Entities put on the “undesirable” list are banned from issuing any publications in Russia and risk having their bank accounts blocked, while people cooperating with them could be hit with fines, jail time and Russian entry bans.

Khodorkovsky, who owned Yukos oil giant before he was convicted in two controversial cases, now lives abroad but Open Russia maintains an office and a popular website in Russia.

Venezuela Braces for New Protest as Death Toll Rises

Venezuela braced for new marches Saturday against President Nicolas Maduro, after the death toll climbed to 20 in three weeks of violence, the result of a crisis sparked by demands for the leftist leader’s ouster.

The last protests, on Thursday, descended into a night of riots and looting that left 12 people dead in Caracas.

The opposition called for protesters to dress in white and march in silence on Saturday to the Catholic Church’s episcopal seats nationwide in a show of condemnation of Maduro’s government.

It will be a test of the authorities’ tolerance for peaceful protests, after days of running battles pitting riot police and pro-government vigilantes against protesters hurling stones and Molotov cocktails.

After Saturday’s show of silent defiance, the center-right opposition plans to return to a more confrontational strategy on Monday, when it is calling for Venezuelans to block roads in a bid to grind the country to a halt.

The government accuses the opposition of hiring armed agitators to sow violence, while the opposition says the government is repressing protesters and hiring thugs.

Vice President Tareck El Aissami accused the opposition of sponsoring a “spiral of terrorism” to trigger a coup.

Senior opposition leader Henrique Capriles fired back that the government’s “savage repression” was causing the violence.

Protesters blame Maduro for an economic crisis marked by severe shortages of food, medicine and basic goods.

Maduro says the protests against him are part of a US-backed coup plot.

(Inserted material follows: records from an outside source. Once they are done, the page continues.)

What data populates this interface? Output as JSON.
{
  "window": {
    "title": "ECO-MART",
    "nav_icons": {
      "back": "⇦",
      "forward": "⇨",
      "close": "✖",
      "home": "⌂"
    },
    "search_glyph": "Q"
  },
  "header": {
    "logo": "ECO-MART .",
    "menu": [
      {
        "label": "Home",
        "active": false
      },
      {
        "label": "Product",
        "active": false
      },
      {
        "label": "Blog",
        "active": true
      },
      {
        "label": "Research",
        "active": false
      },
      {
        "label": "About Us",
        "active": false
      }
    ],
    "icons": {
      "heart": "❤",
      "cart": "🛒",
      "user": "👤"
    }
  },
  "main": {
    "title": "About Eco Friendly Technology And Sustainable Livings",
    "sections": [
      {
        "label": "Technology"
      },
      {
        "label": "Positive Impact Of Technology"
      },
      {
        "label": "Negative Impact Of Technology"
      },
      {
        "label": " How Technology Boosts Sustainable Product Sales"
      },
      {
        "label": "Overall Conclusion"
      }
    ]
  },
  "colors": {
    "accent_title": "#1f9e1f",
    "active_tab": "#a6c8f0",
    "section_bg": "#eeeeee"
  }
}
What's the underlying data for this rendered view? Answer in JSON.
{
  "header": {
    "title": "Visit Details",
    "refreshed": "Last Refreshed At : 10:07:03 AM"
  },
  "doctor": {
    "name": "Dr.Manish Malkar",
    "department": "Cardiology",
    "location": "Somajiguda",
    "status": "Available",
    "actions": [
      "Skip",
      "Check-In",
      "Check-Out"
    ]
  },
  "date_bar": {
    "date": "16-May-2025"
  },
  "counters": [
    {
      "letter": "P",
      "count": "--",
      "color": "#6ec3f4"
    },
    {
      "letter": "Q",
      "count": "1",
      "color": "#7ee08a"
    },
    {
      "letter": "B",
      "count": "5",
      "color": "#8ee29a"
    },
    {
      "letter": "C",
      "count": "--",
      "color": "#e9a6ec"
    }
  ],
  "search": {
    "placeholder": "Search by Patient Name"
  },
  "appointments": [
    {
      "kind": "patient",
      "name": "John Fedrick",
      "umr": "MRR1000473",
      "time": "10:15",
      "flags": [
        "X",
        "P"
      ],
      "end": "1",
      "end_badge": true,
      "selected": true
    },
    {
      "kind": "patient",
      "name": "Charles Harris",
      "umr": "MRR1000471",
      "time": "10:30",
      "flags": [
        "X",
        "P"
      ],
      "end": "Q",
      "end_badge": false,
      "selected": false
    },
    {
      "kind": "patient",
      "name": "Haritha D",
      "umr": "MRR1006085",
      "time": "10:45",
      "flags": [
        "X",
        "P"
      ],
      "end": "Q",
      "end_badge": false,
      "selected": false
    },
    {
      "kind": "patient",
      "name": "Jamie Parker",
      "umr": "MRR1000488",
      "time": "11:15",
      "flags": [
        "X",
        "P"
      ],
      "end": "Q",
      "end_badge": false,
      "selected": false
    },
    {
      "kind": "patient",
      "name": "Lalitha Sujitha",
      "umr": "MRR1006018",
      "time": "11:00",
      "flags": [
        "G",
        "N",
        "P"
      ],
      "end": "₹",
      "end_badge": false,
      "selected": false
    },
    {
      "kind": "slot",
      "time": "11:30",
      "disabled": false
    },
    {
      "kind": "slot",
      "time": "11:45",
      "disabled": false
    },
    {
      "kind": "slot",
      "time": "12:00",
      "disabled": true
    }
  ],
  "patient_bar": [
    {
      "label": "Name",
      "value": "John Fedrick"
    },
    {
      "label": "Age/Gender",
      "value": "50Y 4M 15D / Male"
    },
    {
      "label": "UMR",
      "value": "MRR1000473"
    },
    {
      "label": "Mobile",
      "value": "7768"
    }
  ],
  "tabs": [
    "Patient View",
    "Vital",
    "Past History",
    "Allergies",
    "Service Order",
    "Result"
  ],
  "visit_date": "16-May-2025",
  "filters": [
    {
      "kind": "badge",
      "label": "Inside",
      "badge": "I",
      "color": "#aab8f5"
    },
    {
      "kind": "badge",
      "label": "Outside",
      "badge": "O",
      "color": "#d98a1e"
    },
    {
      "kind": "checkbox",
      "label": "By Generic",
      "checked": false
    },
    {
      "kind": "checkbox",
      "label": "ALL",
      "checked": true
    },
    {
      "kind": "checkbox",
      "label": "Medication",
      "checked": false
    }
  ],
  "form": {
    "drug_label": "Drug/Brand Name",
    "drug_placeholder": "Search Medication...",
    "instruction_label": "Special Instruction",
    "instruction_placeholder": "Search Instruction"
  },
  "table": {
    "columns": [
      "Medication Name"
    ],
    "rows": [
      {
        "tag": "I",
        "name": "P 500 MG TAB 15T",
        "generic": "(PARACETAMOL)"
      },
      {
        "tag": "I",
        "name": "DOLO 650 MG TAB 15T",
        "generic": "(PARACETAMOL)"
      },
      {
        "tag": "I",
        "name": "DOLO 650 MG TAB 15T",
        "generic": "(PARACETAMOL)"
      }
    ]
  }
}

Pressure on the socialist president has been mounting since 2014, as falling prices for Venezuela’s crucial oil exports have sent the once-booming economy into a tailspin.

The crisis escalated on March 30, when the Supreme Court moved to seize the powers of the legislature, the only lever of state authority not controlled by Maduro and his allies.

The court partly backtracked after an international outcry. But tension only increased when the authorities slapped a political ban on Capriles on April 7.

The opposition is demanding elections to exit the crisis.

As tensions mount, the government is using its almost-complete control of Venezuela’s institutions to pursue its opponents. On Wednesday alone, 565 protesters were arrested nationwide, according to Penal Forum, a local group that provides legal assistance to detainees. It said 334 remained in jail Thursday.